Fiduciaries can surely draw some comfort from the acknowledgement by this court that there are multiple factors that can go into a prudent decision—factors beyond price and performance (though those are surely considerations). However, by basically stating that the decision to offer what would appear to be an identical fund in every flavor but price creates a “plausible” inference of a breach of fiduciary duty, it’s clear that this (and other, similarly positioned suits) will get their day in court, if not a monetary settlement. 

For plan fiduciaries, it should serve as a warning that offering that ostensibly identical, but higher priced fund without other supporting rationale is likely to be problematic—certainly at the pleading stage, if not at trial.


[i] Chief Judge Jeffrey S. Sutton authored the opinion, which Judges Raymond M. Kethledge and Chad A. Readler joined. 

[ii] The court reiterated its grounds for decision in the CommonSpirit case thusly: “As for the allegedly overpriced features of the plan compared to others, we held, the plaintiffs offered nothing plausibly imprudent about the fiduciary’s process. The price distinctions reflected reasonable alternative services and strategies for different investors, say for those with a preference for active over passive fund management. ‘Offering actively managed funds in addition to passively managed funds,’ we said, ‘was merely a reasonable response to customer behavior’—and the wide variety of investment goals of a large group of employees with different ages, different risk profiles, and different existing wealth. So too with the performance-based disparities. Although ERISA does not allow fiduciaries merely to offer a broad range of options and call it a day, a showing of imprudence cannot come down to simply pointing to a fund with better performance.” Said another way, the court noted that “disappointing performance in the near term and higher costs do not by themselves show deficient decision-making, especially when we account for competing explanations and other common sense aspects of long-term investments.” 
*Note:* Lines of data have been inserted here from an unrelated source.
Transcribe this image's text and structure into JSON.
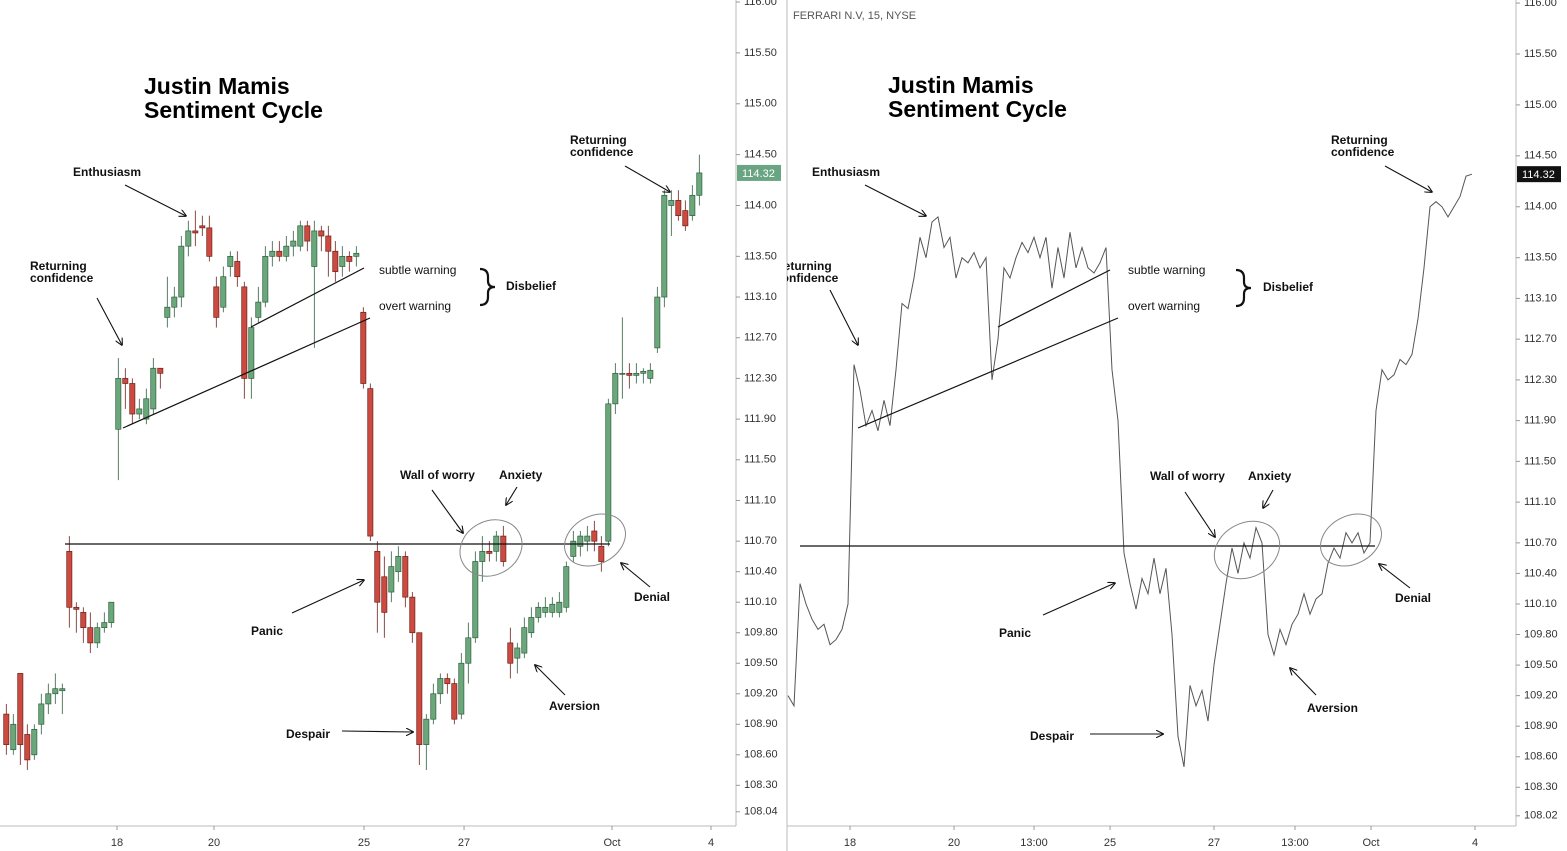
{
  "chart_data": [
    {
      "type": "candlestick",
      "title": [
        "Justin Mamis",
        "Sentiment Cycle"
      ],
      "open": [
        109.0,
        108.65,
        109.4,
        108.8,
        108.6,
        108.9,
        109.1,
        109.2,
        109.23,
        110.6,
        110.05,
        110.0,
        109.85,
        109.7,
        109.85,
        109.9,
        111.8,
        112.3,
        112.25,
        111.95,
        111.9,
        112.0,
        112.4,
        112.9,
        113.0,
        113.1,
        113.6,
        113.75,
        113.8,
        113.78,
        113.2,
        113.0,
        113.4,
        113.45,
        113.2,
        112.3,
        112.9,
        113.05,
        113.5,
        113.55,
        113.5,
        113.6,
        113.6,
        113.8,
        113.4,
        113.75,
        113.7,
        113.55,
        113.4,
        113.5,
        113.5,
        112.95,
        112.2,
        110.6,
        110.35,
        110.2,
        110.4,
        110.55,
        110.15,
        109.8,
        108.7,
        108.95,
        109.2,
        109.35,
        109.3,
        109.0,
        109.5,
        109.75,
        110.5,
        110.6,
        110.6,
        110.75,
        109.7,
        109.55,
        109.6,
        109.8,
        109.95,
        110.0,
        110.0,
        110.0,
        110.05,
        110.55,
        110.65,
        110.7,
        110.8,
        110.65,
        110.7,
        112.05,
        112.35,
        112.35,
        112.33,
        112.35,
        112.3,
        112.6,
        113.1,
        114.0,
        114.05,
        113.95,
        113.9,
        114.1
      ],
      "high": [
        109.1,
        109.0,
        109.4,
        108.9,
        108.9,
        109.2,
        109.3,
        109.4,
        109.3,
        110.75,
        110.1,
        110.05,
        110.0,
        109.9,
        110.0,
        110.1,
        112.5,
        112.4,
        112.3,
        112.1,
        112.2,
        112.5,
        112.4,
        113.3,
        113.2,
        113.7,
        113.85,
        113.95,
        113.9,
        113.9,
        113.3,
        113.4,
        113.55,
        113.55,
        113.25,
        112.9,
        113.2,
        113.6,
        113.65,
        113.65,
        113.7,
        113.75,
        113.85,
        113.85,
        113.85,
        113.8,
        113.8,
        113.65,
        113.6,
        113.55,
        113.6,
        113.0,
        112.25,
        110.7,
        110.55,
        110.6,
        110.65,
        110.6,
        110.2,
        109.8,
        109.0,
        109.3,
        109.4,
        109.4,
        109.35,
        109.6,
        109.9,
        110.6,
        110.75,
        110.7,
        110.8,
        110.85,
        109.85,
        109.7,
        109.95,
        110.05,
        110.1,
        110.15,
        110.15,
        110.2,
        110.5,
        110.8,
        110.8,
        110.85,
        110.9,
        110.75,
        112.1,
        112.45,
        112.9,
        112.45,
        112.45,
        112.4,
        112.45,
        113.2,
        114.15,
        114.15,
        114.15,
        114.05,
        114.2,
        114.5
      ],
      "low": [
        108.6,
        108.6,
        108.5,
        108.45,
        108.55,
        108.8,
        109.0,
        109.1,
        109.0,
        109.85,
        109.8,
        109.7,
        109.6,
        109.65,
        109.8,
        109.85,
        111.3,
        112.0,
        111.85,
        111.9,
        111.85,
        111.95,
        112.2,
        112.8,
        112.9,
        113.0,
        113.5,
        113.6,
        113.7,
        113.45,
        112.8,
        112.95,
        113.3,
        113.2,
        112.1,
        112.1,
        112.85,
        113.0,
        113.4,
        113.45,
        113.45,
        113.5,
        113.55,
        113.55,
        112.6,
        113.55,
        113.3,
        113.25,
        113.3,
        113.35,
        113.4,
        112.2,
        110.7,
        109.8,
        109.75,
        110.1,
        110.3,
        110.05,
        109.7,
        108.5,
        108.45,
        108.9,
        109.1,
        109.2,
        108.9,
        108.95,
        109.3,
        109.7,
        110.3,
        110.5,
        110.5,
        110.45,
        109.35,
        109.4,
        109.55,
        109.75,
        109.9,
        109.95,
        109.95,
        109.95,
        110.0,
        110.5,
        110.55,
        110.6,
        110.6,
        110.4,
        110.65,
        111.95,
        112.1,
        112.2,
        112.25,
        112.25,
        112.25,
        112.55,
        113.0,
        113.7,
        113.85,
        113.75,
        113.85,
        114.0
      ],
      "close": [
        108.7,
        108.9,
        108.7,
        108.55,
        108.85,
        109.1,
        109.2,
        109.25,
        109.25,
        110.05,
        110.03,
        109.85,
        109.7,
        109.85,
        109.9,
        110.1,
        112.3,
        112.25,
        111.95,
        112.0,
        112.1,
        112.4,
        112.35,
        113.0,
        113.1,
        113.6,
        113.75,
        113.73,
        113.78,
        113.5,
        112.9,
        113.3,
        113.5,
        113.3,
        112.3,
        112.8,
        113.05,
        113.5,
        113.55,
        113.5,
        113.6,
        113.65,
        113.8,
        113.65,
        113.75,
        113.7,
        113.55,
        113.35,
        113.5,
        113.45,
        113.53,
        112.25,
        110.75,
        110.1,
        110.0,
        110.45,
        110.55,
        110.15,
        109.8,
        108.7,
        108.95,
        109.2,
        109.35,
        109.3,
        108.95,
        109.5,
        109.75,
        110.5,
        110.6,
        110.58,
        110.75,
        110.5,
        109.5,
        109.65,
        109.85,
        109.95,
        110.05,
        110.05,
        110.08,
        110.1,
        110.45,
        110.7,
        110.75,
        110.75,
        110.7,
        110.5,
        112.05,
        112.35,
        112.35,
        112.33,
        112.35,
        112.37,
        112.38,
        113.1,
        114.1,
        114.05,
        113.9,
        113.8,
        114.1,
        114.32
      ],
      "color_up": "#6aa87b",
      "color_down": "#cc4a3f",
      "ylim": [
        107.9,
        116.02
      ],
      "yticks": [
        {
          "value": 116,
          "label": "116.00"
        },
        {
          "value": 115.5,
          "label": "115.50"
        },
        {
          "value": 115,
          "label": "115.00"
        },
        {
          "value": 114.5,
          "label": "114.50"
        },
        {
          "value": 114,
          "label": "114.00"
        },
        {
          "value": 113.5,
          "label": "113.50"
        },
        {
          "value": 113.1,
          "label": "113.10"
        },
        {
          "value": 112.7,
          "label": "112.70"
        },
        {
          "value": 112.3,
          "label": "112.30"
        },
        {
          "value": 111.9,
          "label": "111.90"
        },
        {
          "value": 111.5,
          "label": "111.50"
        },
        {
          "value": 111.1,
          "label": "111.10"
        },
        {
          "value": 110.7,
          "label": "110.70"
        },
        {
          "value": 110.4,
          "label": "110.40"
        },
        {
          "value": 110.1,
          "label": "110.10"
        },
        {
          "value": 109.8,
          "label": "109.80"
        },
        {
          "value": 109.5,
          "label": "109.50"
        },
        {
          "value": 109.2,
          "label": "109.20"
        },
        {
          "value": 108.9,
          "label": "108.90"
        },
        {
          "value": 108.6,
          "label": "108.60"
        },
        {
          "value": 108.3,
          "label": "108.30"
        },
        {
          "value": 108.04,
          "label": "108.04"
        }
      ],
      "xlim": [
        -0.9,
        104.24
      ],
      "xticks": [
        {
          "value": 15.81,
          "label": "18"
        },
        {
          "value": 29.67,
          "label": "20"
        },
        {
          "value": 51.1,
          "label": "25"
        },
        {
          "value": 65.39,
          "label": "27"
        },
        {
          "value": 86.53,
          "label": "Oct"
        },
        {
          "value": 100.67,
          "label": "4"
        }
      ],
      "last_price": 114.32,
      "last_price_color": "#6aa583",
      "annotations": [
        {
          "lines": [
            "Returning",
            "confidence"
          ]
        },
        {
          "lines": [
            "Enthusiasm"
          ]
        },
        {
          "lines": [
            "subtle warning"
          ]
        },
        {
          "lines": [
            "overt warning"
          ]
        },
        {
          "lines": [
            "Disbelief"
          ]
        },
        {
          "lines": [
            "Wall of worry"
          ]
        },
        {
          "lines": [
            "Anxiety"
          ]
        },
        {
          "lines": [
            "Panic"
          ]
        },
        {
          "lines": [
            "Despair"
          ]
        },
        {
          "lines": [
            "Aversion"
          ]
        },
        {
          "lines": [
            "Denial"
          ]
        },
        {
          "lines": [
            "Returning",
            "confidence"
          ]
        }
      ]
    },
    {
      "type": "line",
      "header": "FERRARI N.V, 15, NYSE",
      "title": [
        "Justin Mamis",
        "Sentiment Cycle"
      ],
      "values": [
        109.2,
        109.1,
        110.3,
        110.1,
        109.95,
        109.85,
        109.9,
        109.7,
        109.75,
        109.85,
        110.1,
        112.45,
        112.2,
        111.85,
        112.0,
        111.8,
        112.1,
        111.85,
        112.4,
        113.05,
        113.0,
        113.3,
        113.7,
        113.5,
        113.85,
        113.9,
        113.6,
        113.7,
        113.3,
        113.5,
        113.45,
        113.55,
        113.4,
        113.5,
        112.3,
        112.7,
        113.4,
        113.3,
        113.5,
        113.65,
        113.55,
        113.7,
        113.5,
        113.7,
        113.2,
        113.6,
        113.3,
        113.75,
        113.4,
        113.6,
        113.4,
        113.35,
        113.45,
        113.6,
        112.4,
        111.9,
        110.6,
        110.3,
        110.05,
        110.35,
        110.2,
        110.55,
        110.2,
        110.45,
        109.8,
        108.8,
        108.5,
        109.3,
        109.1,
        109.25,
        108.95,
        109.5,
        109.9,
        110.3,
        110.65,
        110.4,
        110.7,
        110.55,
        110.85,
        110.7,
        109.8,
        109.6,
        109.85,
        109.7,
        109.9,
        110.0,
        110.2,
        110.0,
        110.15,
        110.2,
        110.5,
        110.65,
        110.55,
        110.8,
        110.7,
        110.8,
        110.6,
        110.7,
        112.0,
        112.4,
        112.3,
        112.35,
        112.5,
        112.45,
        112.55,
        112.9,
        113.4,
        114.0,
        114.05,
        114.0,
        113.9,
        114.0,
        114.1,
        114.3,
        114.32
      ],
      "color": "#555555",
      "ylim": [
        107.92,
        116.03
      ],
      "yticks": [
        {
          "value": 116,
          "label": "116.00"
        },
        {
          "value": 115.5,
          "label": "115.50"
        },
        {
          "value": 115,
          "label": "115.00"
        },
        {
          "value": 114.5,
          "label": "114.50"
        },
        {
          "value": 114,
          "label": "114.00"
        },
        {
          "value": 113.5,
          "label": "113.50"
        },
        {
          "value": 113.1,
          "label": "113.10"
        },
        {
          "value": 112.7,
          "label": "112.70"
        },
        {
          "value": 112.3,
          "label": "112.30"
        },
        {
          "value": 111.9,
          "label": "111.90"
        },
        {
          "value": 111.5,
          "label": "111.50"
        },
        {
          "value": 111.1,
          "label": "111.10"
        },
        {
          "value": 110.7,
          "label": "110.70"
        },
        {
          "value": 110.4,
          "label": "110.40"
        },
        {
          "value": 110.1,
          "label": "110.10"
        },
        {
          "value": 109.8,
          "label": "109.80"
        },
        {
          "value": 109.5,
          "label": "109.50"
        },
        {
          "value": 109.2,
          "label": "109.20"
        },
        {
          "value": 108.9,
          "label": "108.90"
        },
        {
          "value": 108.6,
          "label": "108.60"
        },
        {
          "value": 108.3,
          "label": "108.30"
        },
        {
          "value": 108.02,
          "label": "108.02"
        }
      ],
      "xlim": [
        -0.17,
        121.33
      ],
      "xticks": [
        {
          "value": 10.33,
          "label": "18"
        },
        {
          "value": 27.67,
          "label": "20"
        },
        {
          "value": 41,
          "label": "13:00"
        },
        {
          "value": 53.67,
          "label": "25"
        },
        {
          "value": 71,
          "label": "27"
        },
        {
          "value": 84.5,
          "label": "13:00"
        },
        {
          "value": 97.17,
          "label": "Oct"
        },
        {
          "value": 114.5,
          "label": "4"
        }
      ],
      "last_price": 114.32,
      "last_price_color": "#111111",
      "annotations": [
        {
          "lines": [
            "Returning",
            "confidence"
          ]
        },
        {
          "lines": [
            "Enthusiasm"
          ]
        },
        {
          "lines": [
            "subtle warning"
          ]
        },
        {
          "lines": [
            "overt warning"
          ]
        },
        {
          "lines": [
            "Disbelief"
          ]
        },
        {
          "lines": [
            "Wall of worry"
          ]
        },
        {
          "lines": [
            "Anxiety"
          ]
        },
        {
          "lines": [
            "Panic"
          ]
        },
        {
          "lines": [
            "Despair"
          ]
        },
        {
          "lines": [
            "Aversion"
          ]
        },
        {
          "lines": [
            "Denial"
          ]
        },
        {
          "lines": [
            "Returning",
            "confidence"
          ]
        }
      ]
    }
  ]
}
[iii] In comparing the ruling here with its determinations in CommonSpirit, the court noted, “Important though the meaningful benchmark hurdle may be, it is at its most salient when a beneficiary challenges an investment choice in a vacuum. The plaintiff in that setting must do the work of showing that the comparator investment has sufficient parallels to prove a breach of fiduciary duty. But if the plaintiff, as in this case, alleges that the fiduciary should have chosen a less expensive share class (with the same investment strategy, portfolio, and management team), the meaningful benchmark comes with the claim. Different ERISA claims have different requirements, to be sure. But this claim has a comparator embedded in it.”